Founded by businessman Edward Filene in 1919, the Twentieth Century Fund (rechristened the Century Fund in 1999) shaped the course of arts philanthropy by sponsoring the work of Princeton University economists William Baumol and William Bowen. In a 1965 academic paper, they described a phenomenon that has earned the nickname “Baumol’s cost disease.” A society’s rising wealth threatens its artistry, they argued, because the wages of artists increase but not their productivity. “The output per man-hour of the violist playing a Schubert quartet in a standard concert hall is relatively fixed.” To continue flourishing, the professors contended, the art world would require subsidies from the government.

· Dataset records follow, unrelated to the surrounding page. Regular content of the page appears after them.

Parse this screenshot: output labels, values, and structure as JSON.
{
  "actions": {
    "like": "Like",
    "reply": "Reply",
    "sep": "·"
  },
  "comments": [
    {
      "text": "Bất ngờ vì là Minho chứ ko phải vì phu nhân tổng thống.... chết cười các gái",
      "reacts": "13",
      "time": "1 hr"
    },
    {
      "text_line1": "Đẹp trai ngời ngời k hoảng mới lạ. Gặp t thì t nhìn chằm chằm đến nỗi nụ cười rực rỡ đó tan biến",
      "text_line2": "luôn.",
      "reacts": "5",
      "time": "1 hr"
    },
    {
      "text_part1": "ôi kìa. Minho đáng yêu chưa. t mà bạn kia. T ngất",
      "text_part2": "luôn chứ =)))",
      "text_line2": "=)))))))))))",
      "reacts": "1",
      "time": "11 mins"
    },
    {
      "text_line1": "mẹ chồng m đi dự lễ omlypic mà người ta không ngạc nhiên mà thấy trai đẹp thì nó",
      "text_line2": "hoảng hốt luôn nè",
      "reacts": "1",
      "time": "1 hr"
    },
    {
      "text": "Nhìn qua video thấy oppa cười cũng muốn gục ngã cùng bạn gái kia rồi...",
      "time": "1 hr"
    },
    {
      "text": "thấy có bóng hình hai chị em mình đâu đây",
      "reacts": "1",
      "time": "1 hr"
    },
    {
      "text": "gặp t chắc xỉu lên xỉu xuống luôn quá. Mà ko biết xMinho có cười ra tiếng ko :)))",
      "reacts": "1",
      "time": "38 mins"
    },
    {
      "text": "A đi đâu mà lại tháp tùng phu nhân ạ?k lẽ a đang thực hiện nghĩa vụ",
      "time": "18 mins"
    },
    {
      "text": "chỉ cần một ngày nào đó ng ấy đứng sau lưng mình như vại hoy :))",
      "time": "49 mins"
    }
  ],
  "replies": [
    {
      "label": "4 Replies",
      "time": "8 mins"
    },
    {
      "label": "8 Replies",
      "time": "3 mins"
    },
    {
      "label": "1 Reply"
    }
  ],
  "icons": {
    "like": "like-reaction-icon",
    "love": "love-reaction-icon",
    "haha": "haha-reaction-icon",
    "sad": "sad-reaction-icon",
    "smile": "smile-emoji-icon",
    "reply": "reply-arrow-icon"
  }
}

Baumol and Bowen turned their Twentieth Century Fund work into a 1966 book, The Performing Arts: The Economic Dilemma, that became a kind of bible for advocates of public spending on the arts. A few other philanthropists were promoting a similar line: The Rockefeller Brothers Fund underwrote a study led by Nancy Hanks (who subsequently became the second chairman of the National Endowment for the Arts) that also pressed for federal funding of the arts.

The NEA had just been set up by the federal government in 1965. Its initial appropriation of a mere $3 million immediately spiked upward. The endowment’s budget reached $175 million in 1992. Its involvement in political controversies later reduced its annual funding, but in 2014, the NEA received more than $146 million in federal support.